Dünyada çok büyük yankı getiren bu olay sonrasında ülkesine dönen Tommie Smith ve John Carlos’un sporculuk lisansları iptal edilerek bir daha spor yapmalarına izin verilmez.
Peter Norman’ı da aynı son Avustralya’da beklemektedir. Onun spor hayatı da sona erer.
Ülkelerinde ölüm tehditleri alan, evlilikleri biten, aileleri dağılan bu insanlar çok acı günler yaşarlar.
Uzaktan da olsa yıllarca görüşen bu 3 arkadaşın son buluşmaları ise 3 Ekim 2006 tarihinde, kalp krizinden 64 yaşında ölen Peter Norman’ın cenazesinde olur.
Melbourne’de yapılan cenaze töreninde Norman’ın tabutu, Tommie Smith ve John Carlos’un omuzlarındadır.
Cenaze töreninde Tommie, Normanın ailesine dönerek şunları söyler; “Peter Norman, doğru olanın hiçbir zaman yanlış olmayacağına inanan bir adamdı. Her zaman benim dostum olarak kalacaktır. Bu ruh hiç ölmeyecek. Siz de bu kaya gibi sağlam miras ile yaşayacaksınız.”
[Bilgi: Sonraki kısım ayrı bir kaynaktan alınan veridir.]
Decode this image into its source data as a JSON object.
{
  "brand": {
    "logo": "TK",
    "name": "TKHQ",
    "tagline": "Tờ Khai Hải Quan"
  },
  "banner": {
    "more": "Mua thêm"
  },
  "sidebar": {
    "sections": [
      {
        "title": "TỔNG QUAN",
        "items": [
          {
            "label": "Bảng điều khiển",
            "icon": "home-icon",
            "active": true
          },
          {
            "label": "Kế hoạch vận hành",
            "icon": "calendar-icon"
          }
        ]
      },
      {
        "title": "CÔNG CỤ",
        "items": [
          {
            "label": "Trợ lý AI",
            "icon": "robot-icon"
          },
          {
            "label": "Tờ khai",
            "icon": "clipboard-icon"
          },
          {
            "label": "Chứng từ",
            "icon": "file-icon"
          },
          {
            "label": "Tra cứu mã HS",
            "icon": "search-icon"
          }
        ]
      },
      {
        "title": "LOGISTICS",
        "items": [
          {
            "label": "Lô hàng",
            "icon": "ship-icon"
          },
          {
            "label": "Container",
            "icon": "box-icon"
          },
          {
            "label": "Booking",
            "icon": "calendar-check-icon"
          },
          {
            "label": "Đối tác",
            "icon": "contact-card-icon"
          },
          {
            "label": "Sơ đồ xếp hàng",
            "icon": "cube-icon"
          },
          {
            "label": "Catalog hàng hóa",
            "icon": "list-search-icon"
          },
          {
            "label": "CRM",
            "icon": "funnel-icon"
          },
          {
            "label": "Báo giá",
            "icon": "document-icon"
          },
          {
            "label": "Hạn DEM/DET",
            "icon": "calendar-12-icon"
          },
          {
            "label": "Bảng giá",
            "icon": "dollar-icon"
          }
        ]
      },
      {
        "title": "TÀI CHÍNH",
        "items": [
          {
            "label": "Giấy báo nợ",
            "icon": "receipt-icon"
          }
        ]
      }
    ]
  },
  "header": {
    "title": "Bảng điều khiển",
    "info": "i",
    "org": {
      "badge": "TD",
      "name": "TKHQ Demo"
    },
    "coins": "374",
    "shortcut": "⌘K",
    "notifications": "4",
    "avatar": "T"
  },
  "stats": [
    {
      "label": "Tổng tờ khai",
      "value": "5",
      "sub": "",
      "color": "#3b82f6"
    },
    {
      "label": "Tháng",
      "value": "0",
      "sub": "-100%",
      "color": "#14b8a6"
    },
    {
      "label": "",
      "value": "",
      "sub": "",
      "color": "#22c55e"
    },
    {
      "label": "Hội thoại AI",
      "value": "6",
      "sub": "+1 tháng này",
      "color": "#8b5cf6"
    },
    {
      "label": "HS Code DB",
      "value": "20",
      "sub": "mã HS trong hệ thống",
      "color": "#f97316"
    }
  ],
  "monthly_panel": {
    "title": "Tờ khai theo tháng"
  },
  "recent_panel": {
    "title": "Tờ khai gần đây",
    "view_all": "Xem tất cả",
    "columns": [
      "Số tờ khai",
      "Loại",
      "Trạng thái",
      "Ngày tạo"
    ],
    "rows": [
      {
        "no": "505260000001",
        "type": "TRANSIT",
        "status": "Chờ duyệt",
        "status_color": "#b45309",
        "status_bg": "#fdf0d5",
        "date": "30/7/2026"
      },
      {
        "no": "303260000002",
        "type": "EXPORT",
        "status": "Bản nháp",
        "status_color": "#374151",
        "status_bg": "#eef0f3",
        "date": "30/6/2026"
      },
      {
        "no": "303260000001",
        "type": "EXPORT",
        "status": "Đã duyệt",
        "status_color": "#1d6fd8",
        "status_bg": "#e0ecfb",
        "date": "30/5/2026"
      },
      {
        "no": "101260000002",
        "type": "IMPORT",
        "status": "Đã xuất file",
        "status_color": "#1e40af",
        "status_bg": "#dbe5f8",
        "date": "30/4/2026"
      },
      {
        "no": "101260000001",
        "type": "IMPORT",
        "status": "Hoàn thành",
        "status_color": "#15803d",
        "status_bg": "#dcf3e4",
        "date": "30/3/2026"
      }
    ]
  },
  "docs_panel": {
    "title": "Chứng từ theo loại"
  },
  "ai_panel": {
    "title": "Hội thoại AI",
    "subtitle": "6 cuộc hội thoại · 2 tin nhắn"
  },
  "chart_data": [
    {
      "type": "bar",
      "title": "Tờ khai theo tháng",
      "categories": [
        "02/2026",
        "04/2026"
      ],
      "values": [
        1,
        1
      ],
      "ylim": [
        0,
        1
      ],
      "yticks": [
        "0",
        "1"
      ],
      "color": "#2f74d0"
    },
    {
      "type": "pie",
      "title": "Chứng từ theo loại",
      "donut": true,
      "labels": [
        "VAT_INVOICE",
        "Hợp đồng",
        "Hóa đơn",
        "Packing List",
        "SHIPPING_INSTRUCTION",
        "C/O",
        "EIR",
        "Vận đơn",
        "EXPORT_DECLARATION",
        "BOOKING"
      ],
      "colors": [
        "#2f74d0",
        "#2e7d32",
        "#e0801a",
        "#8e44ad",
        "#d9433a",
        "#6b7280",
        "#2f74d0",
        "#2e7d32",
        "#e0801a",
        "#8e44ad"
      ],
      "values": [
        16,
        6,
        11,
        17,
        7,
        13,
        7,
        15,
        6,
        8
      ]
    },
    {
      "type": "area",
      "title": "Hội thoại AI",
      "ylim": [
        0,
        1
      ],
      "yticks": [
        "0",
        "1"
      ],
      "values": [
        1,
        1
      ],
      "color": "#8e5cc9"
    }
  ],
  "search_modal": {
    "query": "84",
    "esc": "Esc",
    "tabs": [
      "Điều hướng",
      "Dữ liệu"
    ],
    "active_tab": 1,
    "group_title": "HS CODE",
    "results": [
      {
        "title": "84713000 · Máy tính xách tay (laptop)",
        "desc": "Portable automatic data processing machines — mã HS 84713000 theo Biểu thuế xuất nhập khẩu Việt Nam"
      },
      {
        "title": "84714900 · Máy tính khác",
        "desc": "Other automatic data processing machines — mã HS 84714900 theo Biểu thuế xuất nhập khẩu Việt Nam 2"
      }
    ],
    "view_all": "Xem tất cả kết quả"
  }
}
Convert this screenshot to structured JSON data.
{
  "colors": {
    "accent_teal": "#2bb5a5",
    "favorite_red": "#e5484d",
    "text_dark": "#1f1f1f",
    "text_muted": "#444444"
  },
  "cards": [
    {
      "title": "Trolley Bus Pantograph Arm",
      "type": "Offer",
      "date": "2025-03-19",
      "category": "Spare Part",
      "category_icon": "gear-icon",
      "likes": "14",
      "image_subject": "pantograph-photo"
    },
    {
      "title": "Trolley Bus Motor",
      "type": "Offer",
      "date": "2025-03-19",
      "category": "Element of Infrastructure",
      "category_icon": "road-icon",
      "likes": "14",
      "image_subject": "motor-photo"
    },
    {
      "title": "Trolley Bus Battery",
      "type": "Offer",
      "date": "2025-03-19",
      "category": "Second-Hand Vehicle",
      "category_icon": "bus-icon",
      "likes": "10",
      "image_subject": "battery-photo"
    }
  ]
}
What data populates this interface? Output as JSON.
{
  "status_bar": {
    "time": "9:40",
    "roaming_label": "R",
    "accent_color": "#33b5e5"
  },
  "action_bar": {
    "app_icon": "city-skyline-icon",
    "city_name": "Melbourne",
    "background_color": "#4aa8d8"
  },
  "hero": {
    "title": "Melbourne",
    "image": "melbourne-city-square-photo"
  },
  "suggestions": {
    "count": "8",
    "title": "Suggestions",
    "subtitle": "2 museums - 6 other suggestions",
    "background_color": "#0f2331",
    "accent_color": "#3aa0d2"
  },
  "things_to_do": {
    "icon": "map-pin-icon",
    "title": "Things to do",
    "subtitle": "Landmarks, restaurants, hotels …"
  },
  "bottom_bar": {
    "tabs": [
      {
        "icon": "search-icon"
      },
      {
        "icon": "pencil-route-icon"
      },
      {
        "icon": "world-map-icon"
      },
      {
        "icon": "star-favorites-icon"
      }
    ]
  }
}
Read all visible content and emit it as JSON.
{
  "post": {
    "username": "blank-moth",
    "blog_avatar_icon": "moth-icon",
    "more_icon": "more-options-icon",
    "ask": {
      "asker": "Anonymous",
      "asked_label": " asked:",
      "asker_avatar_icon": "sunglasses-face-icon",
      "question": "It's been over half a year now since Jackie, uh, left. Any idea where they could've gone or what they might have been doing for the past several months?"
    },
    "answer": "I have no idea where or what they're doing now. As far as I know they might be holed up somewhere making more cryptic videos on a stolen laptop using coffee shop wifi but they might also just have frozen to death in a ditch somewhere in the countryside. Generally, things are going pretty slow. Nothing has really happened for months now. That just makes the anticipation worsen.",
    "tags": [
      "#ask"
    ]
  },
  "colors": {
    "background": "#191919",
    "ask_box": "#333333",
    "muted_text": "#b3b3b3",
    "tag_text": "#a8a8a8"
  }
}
Zaman bu 3 arkadaşı haklı çıkardı.
Smith ve Carlos Amerika Birleşik Devletlerinde ırkçılığa karşı sembol oldular. Yıllar sonra bile olsa hakları iade edildi. Peter Norman için ise 2012 yılında Avustralya hükümeti özür yazısı yayınlayarak Norman’ın kahraman olduğunu ilan etti.
Benim gözümde Pierre Webo’nun, Paris Saint Germain - Başakşehir maçının dördüncü hakeminin yaptığı ırkçı söylem karşısındaki tavrı en az Smith, Carlos ve Norman’ın ki kadar onurludur.